A recent ISME Journal paper presents a genomic analysis of the abundant marine gammaproteobacterial clade SAR86, revealing metabolic details that shed light on the role of these organisms in the ocean.

The SAR86 clade is ubiquitous and highly abundant in surface ocean samples, but until recently the only genomic data available to researchers comprised glimpses of the genome sequence from metagenomic samples, and, like the majority of the bacteria and archaea in the ocean, the clade remains uncultivated. In an approach that is likely to become more common in the future, Chris Dupont and colleagues assembled the genome sequence data for SAR86 by combining metagenomic analysis with single-cell genomics. They used metagenomic data from the Sorcerer II Global Ocean Sampling data set alongside single-cell genome reconstruction from seawater samples to generate four partial SAR86 genome assemblies. Analyses of the overall gene content and organization confirmed that the assemblies were representative of the SAR86 genomes present in natural populations.
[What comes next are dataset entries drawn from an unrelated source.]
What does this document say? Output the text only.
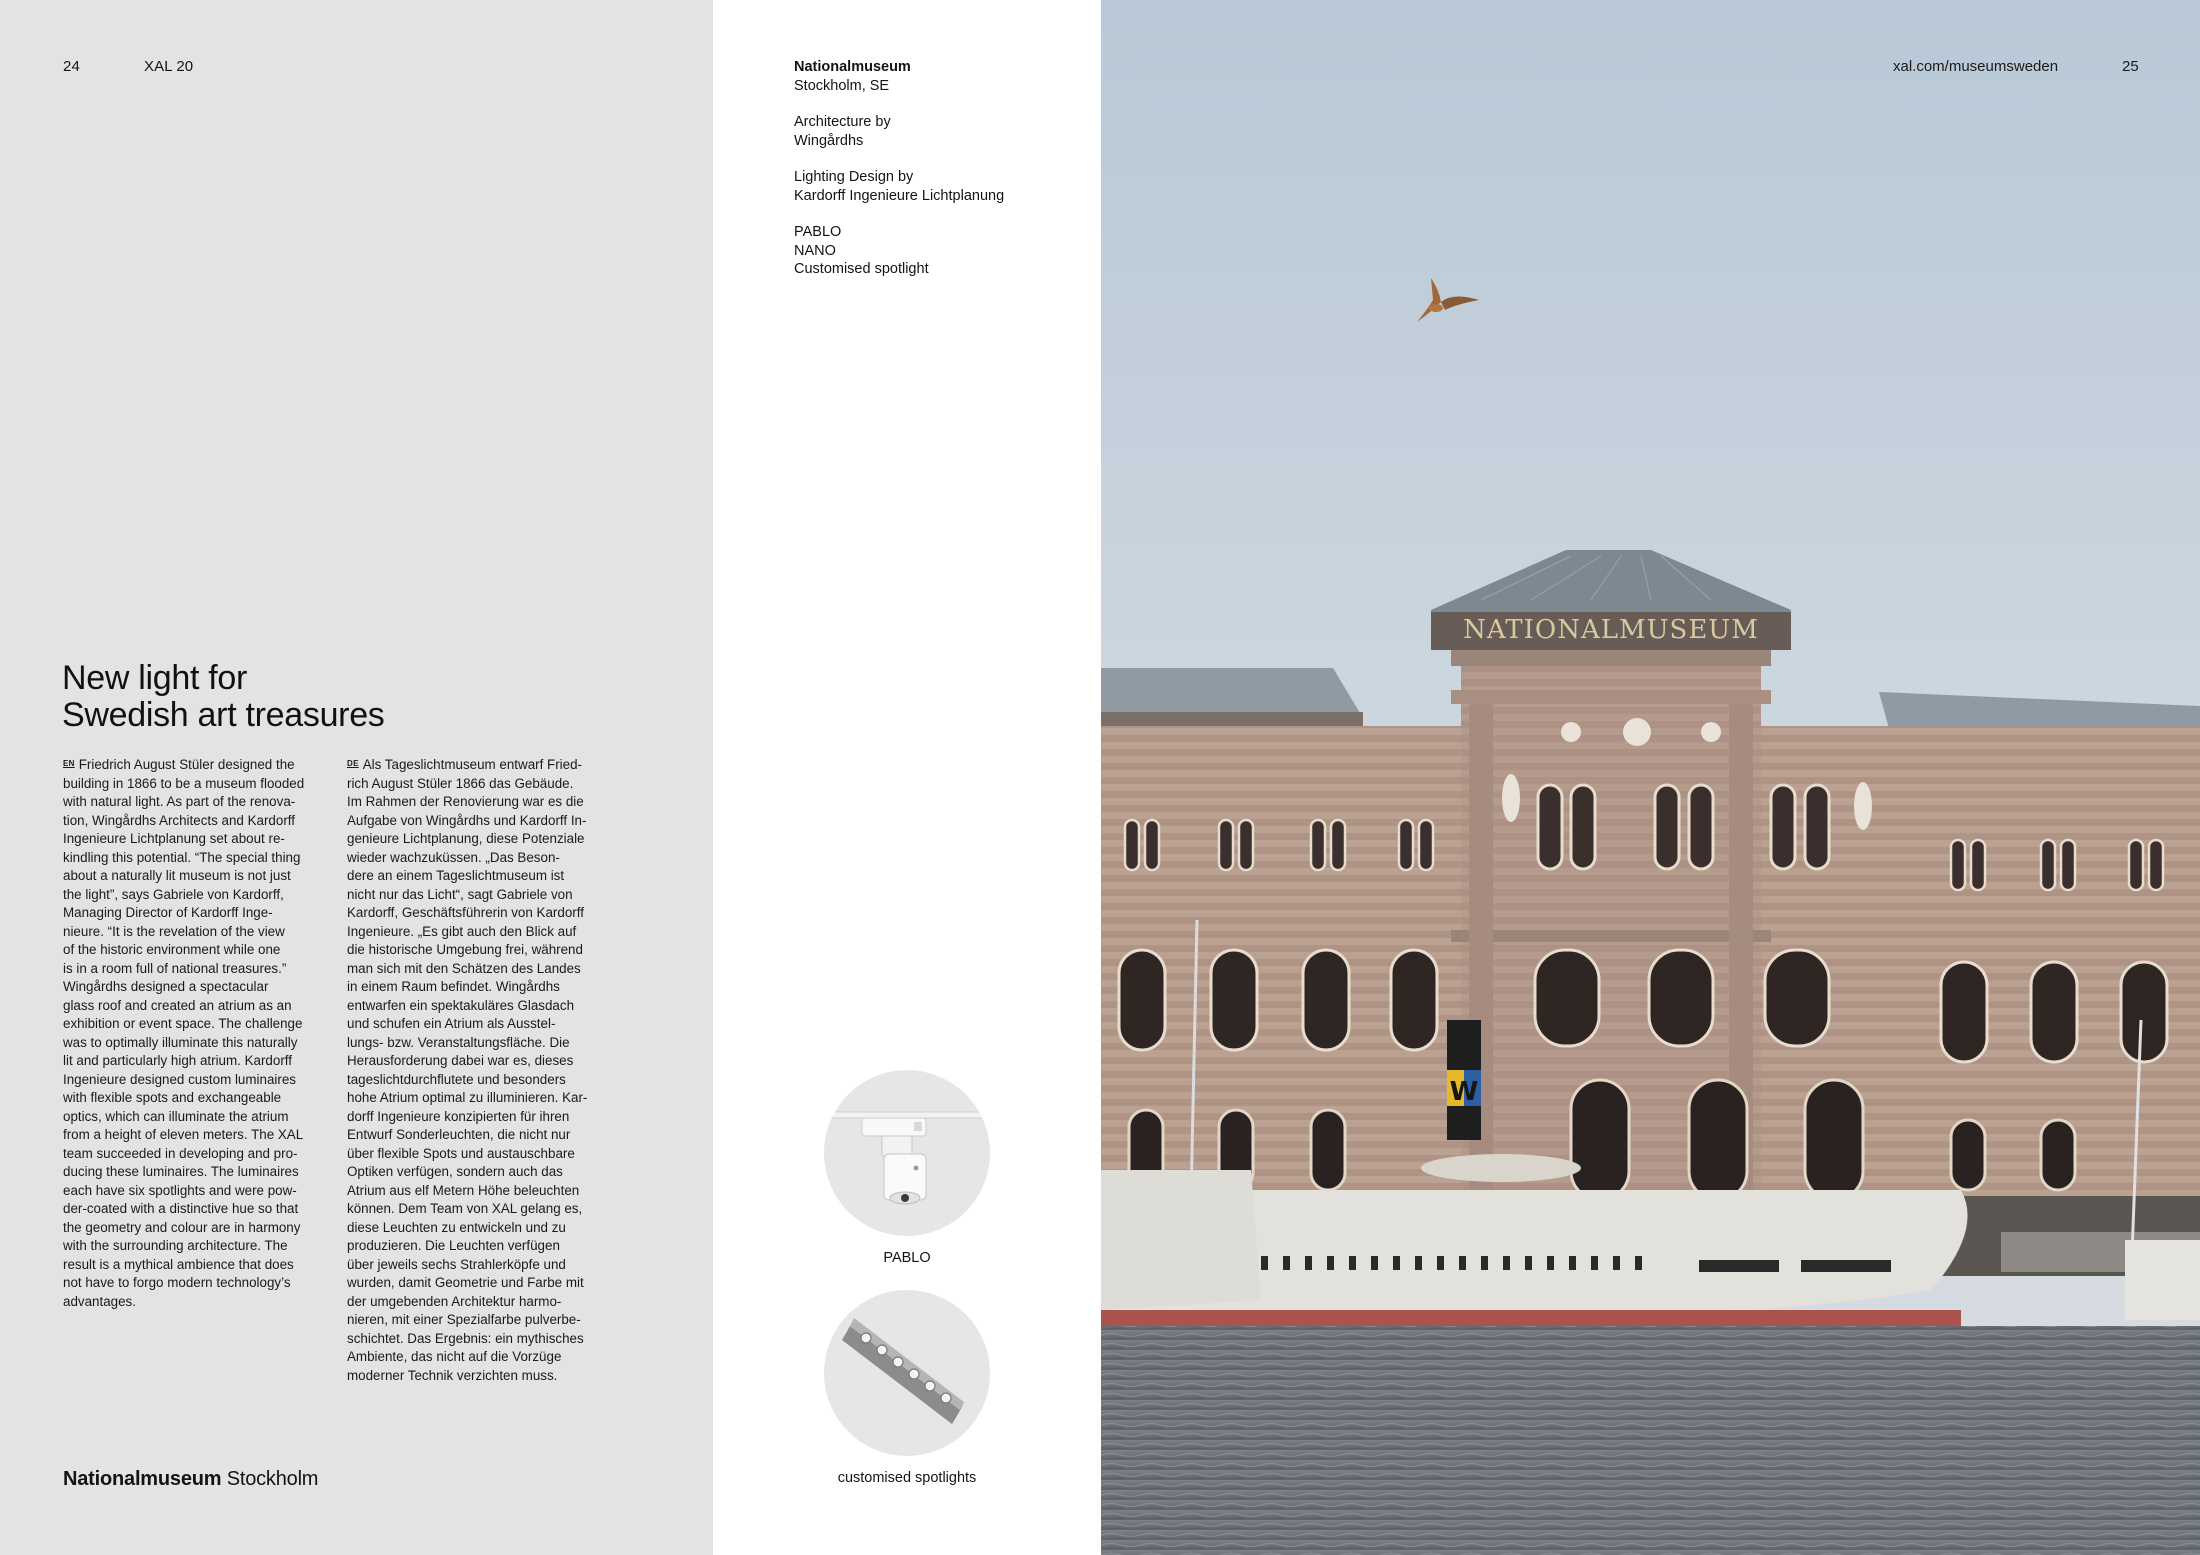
24	XAL 20
New light for
Swedish art treasures

$^{EN}$ Friedrich August Stüler designed the
building in 1866 to be a museum flooded
with natural light. As part of the renova-
tion, Wingårdhs Architects and Kardorff
Ingenieure Lichtplanung set about re-
kindling this potential. “The special thing
about a naturally lit museum is not just
the light”, says Gabriele von Kardorff,
Managing Director of Kardorff Inge-
nieure. “It is the revelation of the view
of the historic environment while one
is in a room full of national treasures.”
Wingårdhs designed a spectacular
glass roof and created an atrium as an
exhibition or event space. The challenge
was to optimally illuminate this naturally
lit and particularly high atrium. Kardorff
Ingenieure designed custom luminaires
with flexible spots and exchangeable
optics, which can illuminate the atrium
from a height of eleven meters. The XAL
team succeeded in developing and pro-
ducing these luminaires. The luminaires
each have six spotlights and were pow-
der-coated with a distinctive hue so that
the geometry and colour are in harmony
with the surrounding architecture. The
result is a mythical ambience that does
not have to forgo modern technology’s
advantages.

$^{DE}$ Als Tageslichtmuseum entwarf Fried-
rich August Stüler 1866 das Gebäude.
Im Rahmen der Renovierung war es die
Aufgabe von Wingårdhs und Kardorff In-
genieure Lichtplanung, diese Potenziale
wieder wachzuküssen. „Das Beson-
dere an einem Tageslichtmuseum ist
nicht nur das Licht“, sagt Gabriele von
Kardorff, Geschäftsführerin von Kardorff
Ingenieure. „Es gibt auch den Blick auf
die historische Umgebung frei, während
man sich mit den Schätzen des Landes
in einem Raum befindet. Wingårdhs
entwarfen ein spektakuläres Glasdach
und schufen ein Atrium als Ausstel-
lungs- bzw. Veranstaltungsfläche. Die
Herausforderung dabei war es, dieses
tageslichtdurchflutete und besonders
hohe Atrium optimal zu illuminieren. Kar-
dorff Ingenieure konzipierten für ihren
Entwurf Sonderleuchten, die nicht nur
über flexible Spots und austauschbare
Optiken verfügen, sondern auch das
Atrium aus elf Metern Höhe beleuchten
können. Dem Team von XAL gelang es,
diese Leuchten zu entwickeln und zu
produzieren. Die Leuchten verfügen
über jeweils sechs Strahlerköpfe und
wurden, damit Geometrie und Farbe mit
der umgebenden Architektur harmo-
nieren, mit einer Spezialfarbe pulverbe-
schichtet. Das Ergebnis: ein mythisches
Ambiente, das nicht auf die Vorzüge
moderner Technik verzichten muss.

Nationalmuseum Stockholm
Nationalmuseum
Stockholm, SE
Architecture by
Wingårdhs
Lighting Design by
Kardorff Ingenieure Lichtplanung
PABLO
NANO
Customised spotlight
PABLO
customised spotlights
NATIONALMUSEUM
W
xal.com/museumsweden	25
The SAR86 genome assemblies range from 1.25 to 1.7 Mb in size and exhibit low GC content. Detailed analysis revealed evidence of metabolic streamlining, with the absence of pathways required for the biosynthesis of key vitamins and cofactors and the amino acids histidine, methionine and arginine. The authors also noted a surfeit of putative TonB-dependent outer-membrane receptors in several genomic regions, many of which contained genes encoding enzymes involved in lipid degradation, perhaps indicating a particular focus on the uptake and degradation of lipids. SAR86 was the 16S ribosomal RNA clade in which proteorhodopsin was first identified, and the genome annotation confirmed its presence in the SAR86 assemblies. As autotrophic carbon fixation pathways are absent, the authors suggest that these organisms are aerobic chemoheterotrophs that use proteorhodopsin to generate ATP. Proteorhodopsin requires the pigment retinol for functionality but, interestingly, the retinol biosynthesis pathway was not detected in the genome analysis, suggesting that SAR86 scavenges exogenous retinol or uses a structurally related pigment.

The metabolic streamlining present in SAR86 echoes that observed in the alphaproteobacterial clade SAR11, another extremely abundant member of the surface marine picoplankton. There are, however, sufficient differences in the metabolic capabilities of these two highly successful lineages to indicate that they may avoid competing for the same carbon sources. Representatives of the SAR11 clade have been successfully isolated in culture; the genomic information revealed in this paper may allow researchers to achieve the same goal for SAR86.